Someone walks up to you on the street and says two thousand, nine hundred and forty-three.
Quick! Is this divisible by nine? It's a matter of life and death!
And you could say "well I can do this fairly quickly
to figure out whether this is divisible by nine, I just have to add up the digits
and figure out if the sum of the digits is multiple
of nine or whether it is divisible by nine."
Let's do that. Two plus nine plus four plus three.
Two plus nine is eleven. Eleven plus four is fifteen. Fifteen plus three is eighteen. And eighteen is definitely divisible by nine.
So this is going to be divisible by nine.
And if you're unsure whether eighteen is divisible by nine, you can apply the same rule again.
One plus eight is equal to nine. So that's definitely (repeated) by nine.
And so the person can go save their life or whoever's life they are trying to save with that information.
But this might lead you thinking how nice and useful this is. Why did that work? Does this work for all numbers or for only nine?
I don't think this works for eight, or seven or eleven or seventeen. Why does this work for nine?
This actually also works for three but we'll think about that in a future video.
To realize that, we just have to rewrite two thousand, nine hundred and forty-three.
So the two in 2943 in the thousands place so we can literally rewrite it as 2 x 1000.
The nine is in the hundreds place so we can literally re-write it as 9 x 100.
The four is in the tens place so literally the same thing as 4 x 10. And now finally we have our three in the ones place.
We can write it as 3 x 1 or just three.
So this says two thousand, nine hundred, forty and three.
Now we can re-write each of these things as thousands, hundreds, tens as the sum of one plus something that is divisible by nine.
So, a thousand, I can re-write as one plus nine-hundred ninety nine.
I can re-write a hundred as one plus ninety-nine.
I can re-write ten as one plus nine.
And so two times a thousand is the same thing as two times one plus nine-hundred ninety nine.

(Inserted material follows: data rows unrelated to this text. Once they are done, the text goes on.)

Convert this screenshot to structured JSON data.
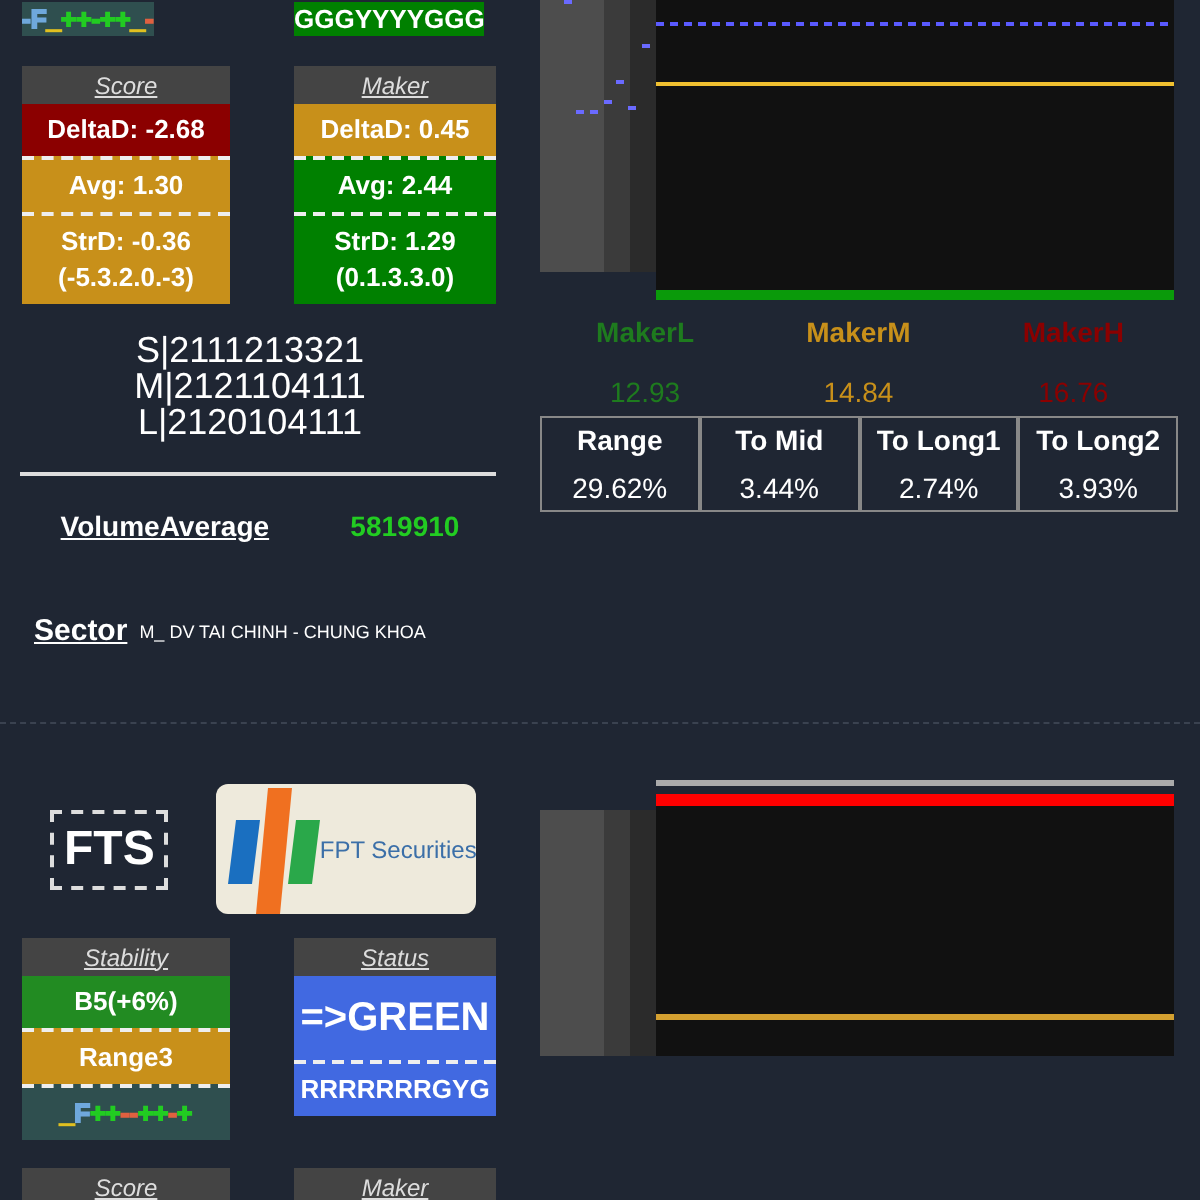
{
  "top": {
    "partial_cards": [
      {
        "rows": [
          {
            "kind": "segments",
            "color": "#2f4f4f",
            "segments": [
              {
                "text": "-F",
                "color": "#6fa8dc"
              },
              {
                "text": "_",
                "color": "#e0c020"
              },
              {
                "text": "++-++",
                "color": "#22cc22"
              },
              {
                "text": "_",
                "color": "#e0c020"
              },
              {
                "text": "-",
                "color": "#e06040"
              }
            ]
          }
        ]
      },
      {
        "rows": [
          {
            "kind": "text",
            "color": "#008000",
            "lines": [
              "GGGYYYYGGG"
            ]
          }
        ]
      }
    ],
    "cards": [
      {
        "title": "Score",
        "rows": [
          {
            "kind": "text",
            "color": "#8b0000",
            "lines": [
              "DeltaD: -2.68"
            ]
          },
          {
            "kind": "text",
            "color": "#c8901a",
            "lines": [
              "Avg: 1.30"
            ]
          },
          {
            "kind": "text",
            "color": "#c8901a",
            "lines": [
              "StrD: -0.36",
              "(-5.3.2.0.-3)"
            ]
          }
        ]
      },
      {
        "title": "Maker",
        "rows": [
          {
            "kind": "text",
            "color": "#c8901a",
            "lines": [
              "DeltaD: 0.45"
            ]
          },
          {
            "kind": "text",
            "color": "#008000",
            "lines": [
              "Avg: 2.44"
            ]
          },
          {
            "kind": "text",
            "color": "#008000",
            "lines": [
              "StrD: 1.29",
              "(0.1.3.3.0)"
            ]
          }
        ]
      }
    ],
    "codes": [
      "S|2111213321",
      "M|2121104111",
      "L|2120104111"
    ],
    "volume": {
      "label": "VolumeAverage",
      "value": "5819910"
    },
    "sector": {
      "label": "Sector",
      "value": "M_ DV TAI CHINH - CHUNG KHOA"
    },
    "makers": [
      {
        "label": "MakerL",
        "value": "12.93",
        "color": "#1e7b1e"
      },
      {
        "label": "MakerM",
        "value": "14.84",
        "color": "#c8901a"
      },
      {
        "label": "MakerH",
        "value": "16.76",
        "color": "#8b0000"
      }
    ],
    "ranges": [
      {
        "label": "Range",
        "value": "29.62%"
      },
      {
        "label": "To Mid",
        "value": "3.44%"
      },
      {
        "label": "To Long1",
        "value": "2.74%"
      },
      {
        "label": "To Long2",
        "value": "3.93%"
      }
    ]
  },
  "bottom": {
    "ticker": "FTS",
    "logo": {
      "text": "FPT Securities"
    },
    "cards": [
      {
        "title": "Stability",
        "rows": [
          {
            "kind": "text",
            "color": "#228b22",
            "lines": [
              "B5(+6%)"
            ]
          },
          {
            "kind": "text",
            "color": "#c8901a",
            "lines": [
              "Range3"
            ]
          },
          {
            "kind": "segments",
            "color": "#2f4f4f",
            "segments": [
              {
                "text": "_",
                "color": "#e0c020"
              },
              {
                "text": "F",
                "color": "#6fa8dc"
              },
              {
                "text": "++",
                "color": "#22cc22"
              },
              {
                "text": "--",
                "color": "#e06040"
              },
              {
                "text": "++",
                "color": "#22cc22"
              },
              {
                "text": "-",
                "color": "#e06040"
              },
              {
                "text": "+",
                "color": "#22cc22"
              }
            ]
          }
        ]
      },
      {
        "title": "Status",
        "rows": [
          {
            "kind": "large",
            "color": "#4169e1",
            "lines": [
              "=>GREEN"
            ]
          },
          {
            "kind": "text",
            "color": "#4169e1",
            "lines": [
              "RRRRRRRGYG"
            ]
          }
        ]
      }
    ],
    "partial_cards": [
      {
        "title": "Score"
      },
      {
        "title": "Maker"
      }
    ]
  }
}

Nine times a hundred is the same thing as nine times one plus ninety-nine.
Four times ten is the same thing as four times one plus nine.
And I have this plus three over here.
But now I can distribute, I can say that, well, this over here is the same as two times one which is two plus two times nine-hundred and ninety-nine.
This thing, right over here, is the same thing as nine times one. Just to be clear doing this, I'm distributing the two over the first parentheses, these first two terms.
Then the nine, I'm going to distribute again. It's going to be nine times one plus nine times ninety-nine.
And then, over here I'm going to distribute the four. Four times one so plus four and then four times nine so plus four times nine.
And then finally, I have this positive three, this plus three right over here.
Now I'm just going to re-arrange this addition. So I'm just going to take all the terms
and multiplying by nine hundred ninety nine. And I'm going to do that in orange.
So I'll do this term, this term and this term right over here.
And so I have two times nine hundred and ninety-nine plus that nine times ninety-nine plus four times nine.
So that are those three terms and then I have plus two plus nine plus four and plus three.
This is just the sum of our digits. This is what we did up here.
And you might see where all of this is going. This orange stuff here, is this divisible by nine?
Well it sure would definitely! Nine nine nine that's divisible by nine.
So anything this multiplying this by divisible of nine.
This is divisible by nine. This is definitely divisible by nine.
Ninety nine. Regardless of whatever is being multiplying by nine.
Whatever is multiplying by nine. Whatever is multiplying by ninety nine is divisible by nine.
Because ninety nine is divisible by nine.
So this works out. And same thing over here.
You are always going to be multiplying by a multiple of nine.
So all of this business right over here is definitely going to be divisible by nine.
and so all for whole thing, and I all did was rewrote 2943 like this right over here.
In order for whole thing to be divisible by nine. This part definitely is divisible by nine.
In order for the whole thing does the rest of the sum and it has to be divisible by nine as well.
So in order this whole thing, all of this has to be divisible by nine.